Gostaria de concluir com uma palavra tardia de São Paulo, uma exortação que dirigiu da prisão a Timóteo, face à morte. "Sofre também tu juntamente comigo pelo Evangelho" diz o Apóstolo ao seu discípulo (2Tm 1,8). Esta palavra, que está no fim dos caminhos percorridos pelo apóstolo como um testamento, remete para o início da sua missão. Enquanto, depois do seu encontro com o Ressuscitado, Paulo estava cego na sua habitação de Damasco, Ananias recebeu o cargo de ir ter com o temido perseguidor e de lhe impor as mãos, para que readquirisse a vista. À objecção de Ananias, de que este Saulo era um perseguidor perigoso dos cristãos, obtém esta resposta: Este homem deve levar o meu nome diante dos povos e dos reis. "Eu mesmo lhe hei-de mostrar quanto ele tem de sofrer pelo Meu nome" (Ac 9,15s). O encargo do anúncio e a chamada ao sofrimento por Cristo caminham inseparavelmente juntos. A chamada a tornar-se o mestre das nações é ao mesmo tempo e intrinsecamente uma chamada ao sofrimento na comunhão com Cristo, que nos redimiu mediante a sua Paixão. Num mundo no qual a mentira é poderosa, a verdade paga-se com o sofrimento.
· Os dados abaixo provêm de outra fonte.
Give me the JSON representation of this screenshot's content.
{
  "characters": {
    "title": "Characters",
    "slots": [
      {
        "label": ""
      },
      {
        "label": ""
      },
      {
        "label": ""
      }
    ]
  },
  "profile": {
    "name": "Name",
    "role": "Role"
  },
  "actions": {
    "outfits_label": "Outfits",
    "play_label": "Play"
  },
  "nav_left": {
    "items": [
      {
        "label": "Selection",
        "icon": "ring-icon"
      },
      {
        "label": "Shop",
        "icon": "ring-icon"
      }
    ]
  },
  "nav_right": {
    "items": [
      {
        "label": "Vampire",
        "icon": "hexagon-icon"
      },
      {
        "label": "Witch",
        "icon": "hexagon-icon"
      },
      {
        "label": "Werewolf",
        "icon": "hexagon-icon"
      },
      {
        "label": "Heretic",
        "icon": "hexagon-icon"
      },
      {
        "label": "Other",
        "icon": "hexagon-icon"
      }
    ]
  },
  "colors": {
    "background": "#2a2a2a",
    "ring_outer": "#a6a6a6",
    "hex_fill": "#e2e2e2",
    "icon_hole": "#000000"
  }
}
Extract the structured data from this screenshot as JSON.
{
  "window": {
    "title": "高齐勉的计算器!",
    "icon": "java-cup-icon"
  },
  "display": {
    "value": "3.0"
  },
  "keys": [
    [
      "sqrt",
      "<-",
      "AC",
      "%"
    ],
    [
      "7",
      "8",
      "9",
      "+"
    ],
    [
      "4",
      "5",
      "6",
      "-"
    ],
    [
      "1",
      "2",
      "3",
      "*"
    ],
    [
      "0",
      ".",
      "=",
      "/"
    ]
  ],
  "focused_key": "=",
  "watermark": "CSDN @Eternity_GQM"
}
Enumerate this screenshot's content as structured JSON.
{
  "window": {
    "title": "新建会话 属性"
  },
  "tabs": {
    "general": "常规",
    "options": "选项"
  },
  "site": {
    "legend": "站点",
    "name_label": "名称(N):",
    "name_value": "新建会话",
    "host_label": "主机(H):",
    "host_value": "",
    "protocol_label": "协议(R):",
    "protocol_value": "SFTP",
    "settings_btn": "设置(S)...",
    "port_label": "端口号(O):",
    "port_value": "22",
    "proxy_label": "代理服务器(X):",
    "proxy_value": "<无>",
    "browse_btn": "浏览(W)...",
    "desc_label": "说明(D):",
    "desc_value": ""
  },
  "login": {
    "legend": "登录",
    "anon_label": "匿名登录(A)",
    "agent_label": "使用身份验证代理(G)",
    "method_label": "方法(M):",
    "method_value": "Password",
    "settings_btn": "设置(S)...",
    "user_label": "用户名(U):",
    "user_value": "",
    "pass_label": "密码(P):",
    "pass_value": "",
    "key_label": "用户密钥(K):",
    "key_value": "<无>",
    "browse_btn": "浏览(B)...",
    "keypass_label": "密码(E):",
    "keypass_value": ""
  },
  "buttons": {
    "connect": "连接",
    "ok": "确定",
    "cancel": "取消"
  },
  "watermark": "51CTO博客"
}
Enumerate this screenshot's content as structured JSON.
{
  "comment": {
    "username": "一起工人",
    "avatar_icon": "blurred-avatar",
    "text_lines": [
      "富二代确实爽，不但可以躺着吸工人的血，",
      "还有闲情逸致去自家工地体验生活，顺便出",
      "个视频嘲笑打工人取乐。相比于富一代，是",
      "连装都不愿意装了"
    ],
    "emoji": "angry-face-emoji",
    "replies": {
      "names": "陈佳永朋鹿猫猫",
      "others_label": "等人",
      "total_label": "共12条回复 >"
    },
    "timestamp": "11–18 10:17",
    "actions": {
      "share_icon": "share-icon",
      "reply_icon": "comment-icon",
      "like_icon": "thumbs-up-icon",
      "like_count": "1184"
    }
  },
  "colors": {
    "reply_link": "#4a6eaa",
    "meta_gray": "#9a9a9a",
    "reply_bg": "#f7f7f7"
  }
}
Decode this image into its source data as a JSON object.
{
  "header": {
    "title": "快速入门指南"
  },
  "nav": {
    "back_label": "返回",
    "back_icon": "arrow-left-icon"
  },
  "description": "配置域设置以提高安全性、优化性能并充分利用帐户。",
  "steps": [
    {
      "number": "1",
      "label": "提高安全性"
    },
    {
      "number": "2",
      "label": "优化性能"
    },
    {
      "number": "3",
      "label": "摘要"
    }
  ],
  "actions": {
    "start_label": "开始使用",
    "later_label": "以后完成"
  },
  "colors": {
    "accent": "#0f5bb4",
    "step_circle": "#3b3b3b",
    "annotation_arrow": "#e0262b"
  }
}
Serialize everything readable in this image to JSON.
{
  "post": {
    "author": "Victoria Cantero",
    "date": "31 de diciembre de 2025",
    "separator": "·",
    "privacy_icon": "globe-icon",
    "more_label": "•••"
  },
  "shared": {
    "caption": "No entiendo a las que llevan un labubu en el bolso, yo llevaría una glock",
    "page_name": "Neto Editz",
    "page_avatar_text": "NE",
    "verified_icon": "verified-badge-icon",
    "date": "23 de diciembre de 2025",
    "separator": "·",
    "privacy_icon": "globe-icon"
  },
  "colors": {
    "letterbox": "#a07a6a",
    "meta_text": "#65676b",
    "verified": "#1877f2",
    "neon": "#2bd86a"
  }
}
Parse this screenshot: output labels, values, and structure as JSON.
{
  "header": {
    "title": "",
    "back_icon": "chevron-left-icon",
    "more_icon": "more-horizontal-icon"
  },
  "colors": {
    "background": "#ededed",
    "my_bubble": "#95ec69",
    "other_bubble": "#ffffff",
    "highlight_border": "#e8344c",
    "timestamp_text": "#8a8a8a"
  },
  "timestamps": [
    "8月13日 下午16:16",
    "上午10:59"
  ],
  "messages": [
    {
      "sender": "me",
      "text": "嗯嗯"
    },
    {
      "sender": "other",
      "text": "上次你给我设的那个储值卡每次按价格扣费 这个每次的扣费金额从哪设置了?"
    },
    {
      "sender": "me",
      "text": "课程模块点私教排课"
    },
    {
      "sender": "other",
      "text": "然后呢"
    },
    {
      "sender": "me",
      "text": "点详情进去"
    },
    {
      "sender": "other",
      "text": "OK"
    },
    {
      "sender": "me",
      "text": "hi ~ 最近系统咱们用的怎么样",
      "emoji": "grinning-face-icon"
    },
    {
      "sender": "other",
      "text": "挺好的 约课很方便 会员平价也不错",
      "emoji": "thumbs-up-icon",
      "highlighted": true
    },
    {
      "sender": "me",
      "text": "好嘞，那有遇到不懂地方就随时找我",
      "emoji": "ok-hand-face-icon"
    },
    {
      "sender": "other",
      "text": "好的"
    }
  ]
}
Quem quer evitar o sofrimento, mantê-lo distante de si, mantém distante a própria vida e a sua grandeza; não pode ser servo da verdade nem pode servir a fé. Não há amor sem sofrimento sem o sofrimento da renúncia de si, da transformação e purificação do eu pela verdadeira liberdade. Onde não existe nada pelo qual vale a pena sofrer, até a própria vida perde valor. A Eucaristia o centro do nosso ser cristãos funda-se no sacrifício de Jesus por nós, nasceu no sofrimento do amor, que na Cruz encontra o seu ápice. Nós vivemos deste amor que se doa. Ele infunde-nos a coragem e a força para sofrer com Cristo e por Ele neste mundo, sabendo que precisamente assim a nossa vida se torna grande, madura e verdadeira. À luz de todas as cartas de São Paulo vemos como no seu caminho de mestre das nações se tenha realizado a profecia feita a Ananias no momento da chamada: "Mostrar-lhe-ei quanto terá que sofrer pelo meu nome". O seu sofrimento torna-o credível como mestre de verdade, que não procura o próprio interesse, a sua glória, a satisfação pessoal, mas se compromete por Aquele que nos amou e se entregou a si mesmo por todos nós.

Neste momento agradecemos ao Senhor, porque chamou Paulo, tornando-o luz dos povos e mestre de todos nós, e pedimos-lhe: Dá-nos também hoje testemunhas da ressurreição, arrebatados pelo teu amor e capazes de levar a luz do Evangelho ao nosso tempo. São Paulo, reza por nós! Amém.